Gli scritti su Faustina, Margherita Maria e Rosano presentano il Cuore di Cristo come misericordia, dono di sé e appello alla conversione.
Ridurlo a una semplice immaginetta devota significherebbe fermarsi all'apparenza esteriore.
Una devozione cristiana non intende limitarsi a suscitare un senso di consolazione emotiva. Ti pone innanzi un modo preciso di amare: accogliere chi è ferito, restare fedeli, perdonare e non scivolare nell'indifferenza.

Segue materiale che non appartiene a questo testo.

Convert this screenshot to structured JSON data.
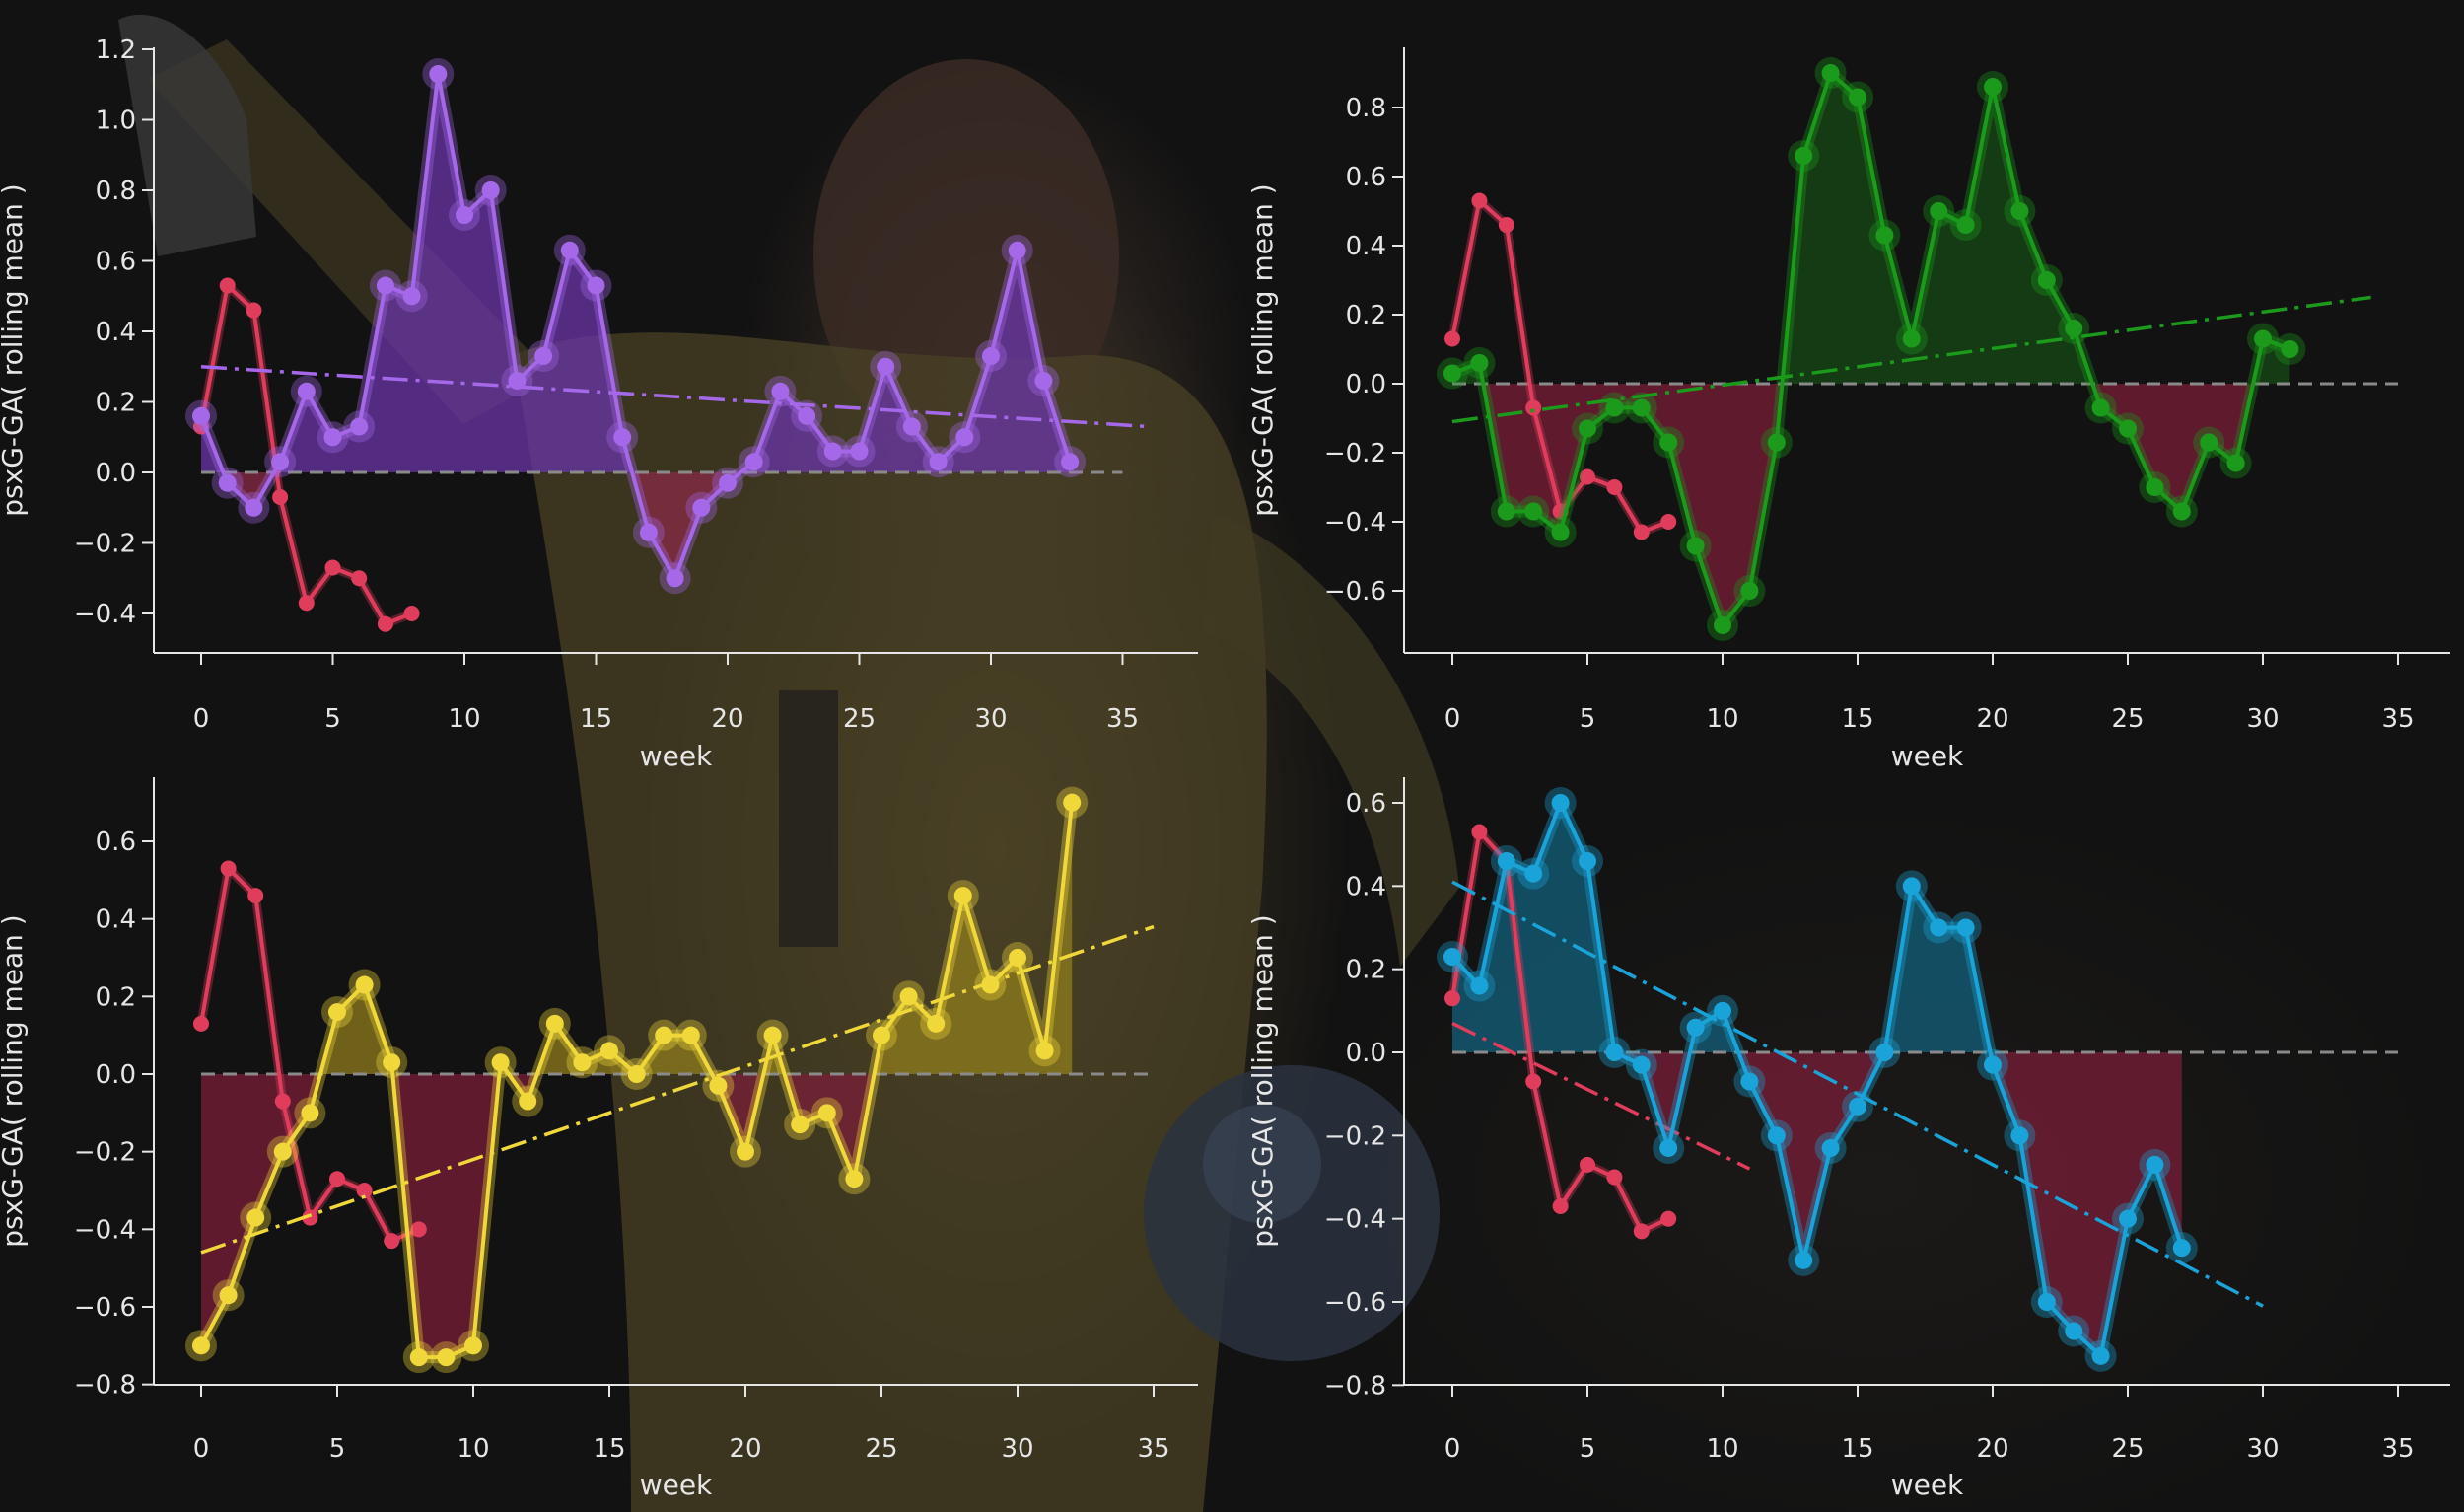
{
  "chart_data": [
    {
      "type": "line",
      "xlabel": "week",
      "ylabel": "psxG-GA( rolling mean )",
      "xlim": [
        -1.8,
        37.8
      ],
      "ylim": [
        -0.52,
        1.2
      ],
      "xticks": [
        0,
        5,
        10,
        15,
        20,
        25,
        30,
        35
      ],
      "yticks": [
        -0.4,
        -0.2,
        0.0,
        0.2,
        0.4,
        0.6,
        0.8,
        1.0,
        1.2
      ],
      "baseline": {
        "y": 0.0,
        "x_range": [
          0,
          35
        ],
        "style": "dashed",
        "color": "#8a8a8a"
      },
      "series": [
        {
          "color": "#a468e8",
          "x": [
            0,
            1,
            2,
            3,
            4,
            5,
            6,
            7,
            8,
            9,
            10,
            11,
            12,
            13,
            14,
            15,
            16,
            17,
            18,
            19,
            20,
            21,
            22,
            23,
            24,
            25,
            26,
            27,
            28,
            29,
            30,
            31,
            32,
            33
          ],
          "values": [
            0.16,
            -0.03,
            -0.1,
            0.03,
            0.23,
            0.1,
            0.13,
            0.53,
            0.5,
            1.13,
            0.73,
            0.8,
            0.26,
            0.33,
            0.63,
            0.53,
            0.1,
            -0.17,
            -0.3,
            -0.1,
            -0.03,
            0.03,
            0.23,
            0.16,
            0.06,
            0.06,
            0.3,
            0.13,
            0.03,
            0.1,
            0.33,
            0.63,
            0.26,
            0.03
          ],
          "trend": {
            "x": [
              0,
              36
            ],
            "y": [
              0.3,
              0.13
            ]
          },
          "fill_positive": "#6a35a8",
          "fill_negative": "#8a2a44"
        },
        {
          "color": "#e03c5c",
          "x": [
            0,
            1,
            2,
            3,
            4,
            5,
            6,
            7,
            8
          ],
          "values": [
            0.13,
            0.53,
            0.46,
            -0.07,
            -0.37,
            -0.27,
            -0.3,
            -0.43,
            -0.4
          ]
        }
      ]
    },
    {
      "type": "line",
      "xlabel": "week",
      "ylabel": "psxG-GA( rolling mean )",
      "xlim": [
        -1.8,
        37.8
      ],
      "ylim": [
        -0.78,
        0.98
      ],
      "xticks": [
        0,
        5,
        10,
        15,
        20,
        25,
        30,
        35
      ],
      "yticks": [
        -0.6,
        -0.4,
        -0.2,
        0.0,
        0.2,
        0.4,
        0.6,
        0.8
      ],
      "baseline": {
        "y": 0.0,
        "x_range": [
          0,
          35
        ],
        "style": "dashed",
        "color": "#8a8a8a"
      },
      "series": [
        {
          "color": "#1b9a1b",
          "x": [
            0,
            1,
            2,
            3,
            4,
            5,
            6,
            7,
            8,
            9,
            10,
            11,
            12,
            13,
            14,
            15,
            16,
            17,
            18,
            19,
            20,
            21,
            22,
            23,
            24,
            25,
            26,
            27,
            28,
            29,
            30,
            31
          ],
          "values": [
            0.03,
            0.06,
            -0.37,
            -0.37,
            -0.43,
            -0.13,
            -0.07,
            -0.07,
            -0.17,
            -0.47,
            -0.7,
            -0.6,
            -0.17,
            0.66,
            0.9,
            0.83,
            0.43,
            0.13,
            0.5,
            0.46,
            0.86,
            0.5,
            0.3,
            0.16,
            -0.07,
            -0.13,
            -0.3,
            -0.37,
            -0.17,
            -0.23,
            0.13,
            0.1
          ],
          "trend": {
            "x": [
              0,
              34
            ],
            "y": [
              -0.11,
              0.25
            ]
          },
          "fill_positive": "#164a16",
          "fill_negative": "#7a1e38"
        },
        {
          "color": "#e03c5c",
          "x": [
            0,
            1,
            2,
            3,
            4,
            5,
            6,
            7,
            8
          ],
          "values": [
            0.13,
            0.53,
            0.46,
            -0.07,
            -0.37,
            -0.27,
            -0.3,
            -0.43,
            -0.4
          ]
        }
      ]
    },
    {
      "type": "line",
      "xlabel": "week",
      "ylabel": "psxG-GA( rolling mean )",
      "xlim": [
        -1.8,
        37.8
      ],
      "ylim": [
        -0.8,
        0.78
      ],
      "xticks": [
        0,
        5,
        10,
        15,
        20,
        25,
        30,
        35
      ],
      "yticks": [
        -0.8,
        -0.6,
        -0.4,
        -0.2,
        0.0,
        0.2,
        0.4,
        0.6
      ],
      "baseline": {
        "y": 0.0,
        "x_range": [
          0,
          35
        ],
        "style": "dashed",
        "color": "#8a8a8a"
      },
      "series": [
        {
          "color": "#f0d83a",
          "x": [
            0,
            1,
            2,
            3,
            4,
            5,
            6,
            7,
            8,
            9,
            10,
            11,
            12,
            13,
            14,
            15,
            16,
            17,
            18,
            19,
            20,
            21,
            22,
            23,
            24,
            25,
            26,
            27,
            28,
            29,
            30,
            31,
            32
          ],
          "values": [
            -0.7,
            -0.57,
            -0.37,
            -0.2,
            -0.1,
            0.16,
            0.23,
            0.03,
            -0.73,
            -0.73,
            -0.7,
            0.03,
            -0.07,
            0.13,
            0.03,
            0.06,
            0.0,
            0.1,
            0.1,
            -0.03,
            -0.2,
            0.1,
            -0.13,
            -0.1,
            -0.27,
            0.1,
            0.2,
            0.13,
            0.46,
            0.23,
            0.3,
            0.06,
            0.7
          ],
          "trend": {
            "x": [
              0,
              35
            ],
            "y": [
              -0.46,
              0.38
            ]
          },
          "fill_positive": "#8f7c1c",
          "fill_negative": "#7a1e38"
        },
        {
          "color": "#e03c5c",
          "x": [
            0,
            1,
            2,
            3,
            4,
            5,
            6,
            7,
            8
          ],
          "values": [
            0.13,
            0.53,
            0.46,
            -0.07,
            -0.37,
            -0.27,
            -0.3,
            -0.43,
            -0.4
          ]
        }
      ]
    },
    {
      "type": "line",
      "xlabel": "week",
      "ylabel": "psxG-GA( rolling mean )",
      "xlim": [
        -1.8,
        37.8
      ],
      "ylim": [
        -0.8,
        0.66
      ],
      "xticks": [
        0,
        5,
        10,
        15,
        20,
        25,
        30,
        35
      ],
      "yticks": [
        -0.8,
        -0.6,
        -0.4,
        -0.2,
        0.0,
        0.2,
        0.4,
        0.6
      ],
      "baseline": {
        "y": 0.0,
        "x_range": [
          0,
          35
        ],
        "style": "dashed",
        "color": "#8a8a8a"
      },
      "series": [
        {
          "color": "#1aa3d8",
          "x": [
            0,
            1,
            2,
            3,
            4,
            5,
            6,
            7,
            8,
            9,
            10,
            11,
            12,
            13,
            14,
            15,
            16,
            17,
            18,
            19,
            20,
            21,
            22,
            23,
            24,
            25,
            26,
            27
          ],
          "values": [
            0.23,
            0.16,
            0.46,
            0.43,
            0.6,
            0.46,
            0.0,
            -0.03,
            -0.23,
            0.06,
            0.1,
            -0.07,
            -0.2,
            -0.5,
            -0.23,
            -0.13,
            0.0,
            0.4,
            0.3,
            0.3,
            -0.03,
            -0.2,
            -0.6,
            -0.67,
            -0.73,
            -0.4,
            -0.27,
            -0.47
          ],
          "trend": {
            "x": [
              0,
              30
            ],
            "y": [
              0.41,
              -0.61
            ]
          },
          "fill_positive": "#13607c",
          "fill_negative": "#7a1e38"
        },
        {
          "color": "#e03c5c",
          "x": [
            0,
            1,
            2,
            3,
            4,
            5,
            6,
            7,
            8
          ],
          "values": [
            0.13,
            0.53,
            0.46,
            -0.07,
            -0.37,
            -0.27,
            -0.3,
            -0.43,
            -0.4
          ],
          "trend": {
            "x": [
              0,
              11
            ],
            "y": [
              0.07,
              -0.28
            ]
          }
        }
      ]
    }
  ]
}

Se l'immagine non interroga le tue relazioni quotidiane, si riduce a un ornamento religioso. Venerare il Cuore di Gesù significa lasciare che plasmi il tuo. Non per imitare un'emozione, ma per invocare un amore più paziente, coraggioso e generoso nelle vicende concrete della giornata.
Idea chiave
La devozione al Cuore di Cristo è chiamata a rinnovare il tuo modo pratico di amare.
La tua sfida per questa idea
Scegli oggi un tratto del Cuore di Cristo e mettilo in pratica con una persona precisa.